The trial court failed to award plaintiff penalties and attorney’s fees. Under LSA-R.S. 22:657 plaintiff is entitled to recover a penalty of double the amount of the claim plus attorney’s fees unless “just and reasonable grounds, such as would put a reasonable and prudent businessman on his guard” form the basis for the insurer’s denial of the claim. We conclude that no “just and reasonable grounds” existed for the denial of plaintiff’s claim and that penalties should have been awarded, for the following reasons:
(a)No reasonable ground existed for the contention that Medicenter is not a hospital, in view of the nature of the institution, the condition of plaintiff’s health and the treatment she received while confined there, and particularly in view of the substantial compliance rule in effect in Louisiana for the period of over 20 years since the McKinney case.
(b) The contention that the expense for practical nurses is not covered was equally unreasonable. While the issue may be res nova in this state, it is hardly reasonable for an insurer to deny a claim for a lesser expense for practical nurse wages on the ground that the policy covers only registered nurses, when the treating physician orders registered nurses for a patient in danger of death, and when a nurse shortage makes it impossible to obtain registered nurses despite considerable effort. Defendant’s position would penalize the policy holder because of a shortage of registered nurses. If that is a reasonable application of the policy, then the insurer would never be liable for necessary nursing expenses in a community in which no registered nurses are ever available.

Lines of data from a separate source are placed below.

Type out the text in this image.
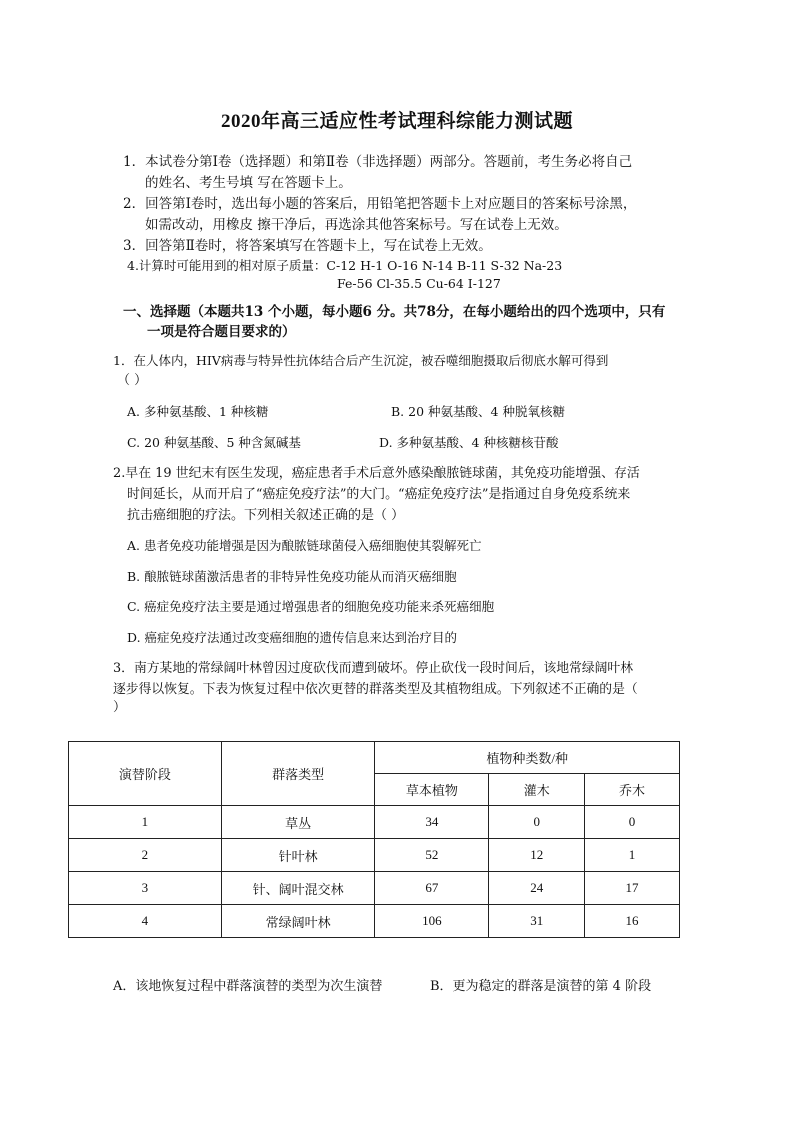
2020年高三适应性考试理科综能力测试题
1．本试卷分第Ⅰ卷（选择题）和第Ⅱ卷（非选择题）两部分。答题前，考生务必将自己
的姓名、考生号填 写在答题卡上。
2．回答第Ⅰ卷时，选出每小题的答案后，用铅笔把答题卡上对应题目的答案标号涂黑，
如需改动，用橡皮 擦干净后，再选涂其他答案标号。写在试卷上无效。
3．回答第Ⅱ卷时，将答案填写在答题卡上，写在试卷上无效。
4.计算时可能用到的相对原子质量：C-12 H-1 O-16 N-14 B-11 S-32 Na-23
Fe-56 Cl-35.5 Cu-64 I-127
一、选择题（本题共13 个小题，每小题6 分。共78分，在每小题给出的四个选项中，只有
一项是符合题目要求的）
1．在人体内，HIV病毒与特异性抗体结合后产生沉淀，被吞噬细胞摄取后彻底水解可得到
（ ）
A. 多种氨基酸、1 种核糖	B. 20 种氨基酸、4 种脱氧核糖
C. 20 种氨基酸、5 种含氮碱基	D. 多种氨基酸、4 种核糖核苷酸
2.早在 19 世纪末有医生发现，癌症患者手术后意外感染酿脓链球菌，其免疫功能增强、存活
时间延长，从而开启了“癌症免疫疗法”的大门。“癌症免疫疗法”是指通过自身免疫系统来
抗击癌细胞的疗法。下列相关叙述正确的是（ ）
A. 患者免疫功能增强是因为酿脓链球菌侵入癌细胞使其裂解死亡
B. 酿脓链球菌激活患者的非特异性免疫功能从而消灭癌细胞
C. 癌症免疫疗法主要是通过增强患者的细胞免疫功能来杀死癌细胞
D. 癌症免疫疗法通过改变癌细胞的遗传信息来达到治疗目的
3．南方某地的常绿阔叶林曾因过度砍伐而遭到破坏。停止砍伐一段时间后，该地常绿阔叶林
逐步得以恢复。下表为恢复过程中依次更替的群落类型及其植物组成。下列叙述不正确的是（
）
演替阶段	群落类型	植物种类数/种		
		草本植物	灌木	乔木
1	草丛	34	0	0
2	针叶林	52	12	1
3	针、阔叶混交林	67	24	17
4	常绿阔叶林	106	31	16
A．该地恢复过程中群落演替的类型为次生演替	B．更为稳定的群落是演替的第 4 阶段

(c) All of the above facts were well known to defendant before suit was filed, and were established in extensive and specific detail in the affidavits in support of plaintiff’s successful motion for summary judgment. Although it filed not one affidavit in opposition to the facts set forth in plaintiff’s affidavits, defendant nevertheless continued to resist reimbursement of these items of expenses. For the reasons assigned, the judgment
appealed from is amended, and it is now ordered that there be judgment in favor of plaintiff, Rebecca B. McCutchon, and against the defendant, Mutual of Omaha Insurance Company, in the full sum of $11,-874,3 plus attorney’s fees in the sum of $1,500. Costs in both courts are to be paid by appellant.
AMENDED AND AFFIRMED.
. $4,650 (75% of $6,201 paid by plaintiff).
. $1,286 (75% of $1,715 paid by plaintiff).
. Double the amount of plaintiff’s claim as recognized by the trial court.